Movie Review: Stop me if you've heard this one before...
Summary: 3 Stars

William Dieterle's Elephant Walk is basically Rebecca in the Naked Jungle, with a dead father replacing a dead wife, Abraham Sofaer made up to look surprisingly like Ben Kingsley in the Judith Anderson role and elephants bringing the house down instead of ants. This time it's Elizabeth Taylor (replacing an increasingly erratic Vivien Leigh, who is still reputedly visible in some long shots) as the nice English girl who discovers that her nice husband Peter Finch is still living in the terrible shadow of his father, who bloody-mindedly built their tea plantation bungalow across the path the elephants used to use to get to the river. While the elephants try to reassert their right of way, the rains are late and the natives go down with cholera, Liz falls for Dana Andrews' more clear-eyed overseer, but this being 1953 and as in thrall to the ghost of Daphne Du Maurier as Finch is to `The Governor', it's a foregone conclusion that this one will end in flames and the sanctity of marriage reaffirmed. Fairly typical studio product, but entertaining enough in its shamelessly derivative way. And don't forget to look out for the present the lead elephant leaves in its wake as it heads down the hill to Elephant Walk!

No extras, but the DVD boasts a good transfer in the original fullframe ratio.

Movie Review: Jungle Soap
Summary: 3 Stars

For a good two-thirds of "Elephant Walk" the film is bogged down by uninteresting melodramatics, namely a love triangle involving the film's principal actors(Elizabeth Taylor, Peter Finch, Dana Andrews). The last third of the film is redeemed by a compelling cholera epidemic and a well staged elephant stampede in the film's setting, a tea plantation in Ceylon. The main actors acquit themselves well despite the fact that they are participating in an opulently staged soap opera. Other pluses here are the stunning interior designs and gorgeous Edith Head creations. Of course, young Liz is stunning to look at. That said, if you want to check out a better plantation melodrama "The Naked Jungle" with Charlton Heston and Eleanor Parker would be well worth your while.

Movie Review: Good movie
Summary: 3 Stars

I remember watching this movie when I was younger and loved it, then!
It just didn't do for me now what it did back then. Still, I'm glad I bought it. It's nice to watch them good ol' classics when you don't have cable:) Besides, they don't make them like they use to!

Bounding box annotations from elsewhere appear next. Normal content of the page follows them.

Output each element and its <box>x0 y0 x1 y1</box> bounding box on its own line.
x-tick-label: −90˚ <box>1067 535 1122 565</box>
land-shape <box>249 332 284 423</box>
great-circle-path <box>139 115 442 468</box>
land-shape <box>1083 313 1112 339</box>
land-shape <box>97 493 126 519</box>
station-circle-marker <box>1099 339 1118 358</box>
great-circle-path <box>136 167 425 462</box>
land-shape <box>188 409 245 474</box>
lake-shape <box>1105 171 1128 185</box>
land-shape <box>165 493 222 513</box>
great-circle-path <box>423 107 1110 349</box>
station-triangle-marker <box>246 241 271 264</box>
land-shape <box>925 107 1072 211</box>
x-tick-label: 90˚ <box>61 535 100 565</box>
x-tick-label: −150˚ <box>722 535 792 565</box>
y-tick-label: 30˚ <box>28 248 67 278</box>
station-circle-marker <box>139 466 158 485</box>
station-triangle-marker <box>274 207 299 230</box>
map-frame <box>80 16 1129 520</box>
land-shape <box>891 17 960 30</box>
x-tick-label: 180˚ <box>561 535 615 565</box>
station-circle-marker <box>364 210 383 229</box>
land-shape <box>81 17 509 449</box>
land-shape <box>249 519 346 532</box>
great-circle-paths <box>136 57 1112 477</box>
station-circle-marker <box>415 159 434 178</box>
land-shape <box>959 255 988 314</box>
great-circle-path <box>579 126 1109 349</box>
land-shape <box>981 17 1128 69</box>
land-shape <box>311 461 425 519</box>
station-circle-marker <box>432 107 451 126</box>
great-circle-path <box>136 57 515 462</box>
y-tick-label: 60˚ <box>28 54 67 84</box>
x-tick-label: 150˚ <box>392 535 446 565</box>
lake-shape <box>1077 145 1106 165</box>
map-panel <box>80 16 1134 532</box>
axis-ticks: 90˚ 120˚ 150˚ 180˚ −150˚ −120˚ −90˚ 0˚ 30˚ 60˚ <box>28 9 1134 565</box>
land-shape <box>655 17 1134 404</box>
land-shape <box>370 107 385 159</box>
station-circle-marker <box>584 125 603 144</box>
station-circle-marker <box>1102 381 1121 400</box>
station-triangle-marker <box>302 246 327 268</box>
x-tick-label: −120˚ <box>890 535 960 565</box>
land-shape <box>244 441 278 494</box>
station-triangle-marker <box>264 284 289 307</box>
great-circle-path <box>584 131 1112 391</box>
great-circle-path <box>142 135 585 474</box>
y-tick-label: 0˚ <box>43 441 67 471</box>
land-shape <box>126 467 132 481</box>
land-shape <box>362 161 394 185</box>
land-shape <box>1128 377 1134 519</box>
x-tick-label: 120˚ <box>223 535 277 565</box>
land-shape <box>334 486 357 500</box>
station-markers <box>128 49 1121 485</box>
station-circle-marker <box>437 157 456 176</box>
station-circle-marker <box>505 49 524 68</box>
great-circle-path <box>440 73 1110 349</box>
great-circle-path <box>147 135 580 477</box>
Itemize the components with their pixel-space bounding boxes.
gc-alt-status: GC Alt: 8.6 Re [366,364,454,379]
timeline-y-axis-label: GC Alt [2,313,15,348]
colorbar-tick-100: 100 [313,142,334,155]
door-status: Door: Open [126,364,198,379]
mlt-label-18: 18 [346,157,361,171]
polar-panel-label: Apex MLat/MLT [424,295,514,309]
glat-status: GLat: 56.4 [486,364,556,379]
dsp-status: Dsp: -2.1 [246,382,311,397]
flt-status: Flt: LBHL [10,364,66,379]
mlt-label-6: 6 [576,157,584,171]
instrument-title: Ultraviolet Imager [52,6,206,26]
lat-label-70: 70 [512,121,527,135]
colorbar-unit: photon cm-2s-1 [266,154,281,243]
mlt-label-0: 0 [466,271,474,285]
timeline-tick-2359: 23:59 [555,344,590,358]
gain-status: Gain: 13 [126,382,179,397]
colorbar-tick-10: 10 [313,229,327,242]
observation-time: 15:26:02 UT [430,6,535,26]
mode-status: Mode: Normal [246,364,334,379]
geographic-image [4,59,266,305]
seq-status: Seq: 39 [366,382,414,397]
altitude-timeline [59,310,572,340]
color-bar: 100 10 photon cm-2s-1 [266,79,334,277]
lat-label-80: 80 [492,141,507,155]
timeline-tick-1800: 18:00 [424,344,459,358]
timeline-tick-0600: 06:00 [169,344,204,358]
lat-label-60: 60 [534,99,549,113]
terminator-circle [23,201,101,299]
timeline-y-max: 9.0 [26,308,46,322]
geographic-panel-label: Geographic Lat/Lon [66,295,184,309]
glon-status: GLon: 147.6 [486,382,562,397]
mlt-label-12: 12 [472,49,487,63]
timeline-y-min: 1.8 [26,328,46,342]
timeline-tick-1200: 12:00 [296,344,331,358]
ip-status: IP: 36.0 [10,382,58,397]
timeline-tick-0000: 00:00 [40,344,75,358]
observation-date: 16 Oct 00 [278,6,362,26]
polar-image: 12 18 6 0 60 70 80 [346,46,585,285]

Movie Review: Elizabeth at her most beautiful
Summary: 3 Stars

OK, it's not a great movie. But if you're fan of Ms. Taylor, your collection needs this movie. She's never look lovelier. The sets, costumes, music and sets are marvelous. I want that house! The story is a little bit of a rehash of "Rebecca."

Movie Review: Pretty but silly
Summary: 2 Stars

This tepid melodrama concerns John Wiley, a rich tea planter (Peter Finch) who brings his new wife Ruth (Elizabeth Taylor) home to "Elephant Walk," his plantation in Ceylon. The palatial home was built (purposely) to block the wild elephants' path to water, and they have never forgiven the owners. Ruth finds the adjustment difficult as her loving, debonair groom turns into a drunken, boorish lout who cares more about entertaining his fellow planters than being with her. Enter the sensitive overseer (Dana Andrews) who takes a liking to Ruth and there's trouble in paradise.

This 1954 movie has exactly the same plot as "The Naked Jungle" which was also released that year, only with elephants instead of army ants. It was only partially filmed on location and those scenes are easy to spot as the colors are intensely bright and vivid with natural light. It's too bad they cut corners and filmed half of the movie indoors in front of stock footage. Going back and forth between real outdoors and fake outdoors is distracting, to say the least. Taylor is lovely to look at, but she and her co-stars overact to the point of being silly; she's too loud, wears ridiculous gowns for the jungle, and generally acts like a one-dimensional shrew. There is no romantic chemistry at all between her and Finch or Andrews; both men are wooden caricatures and unconvincing ones at that.

The best part of the movie is the finale which has hundreds of elephants storming the mansion, taking back their "walk." Mercifully, this signals the end of a long and overwrought movie which gives the viewer more opportunities to laugh than swoon.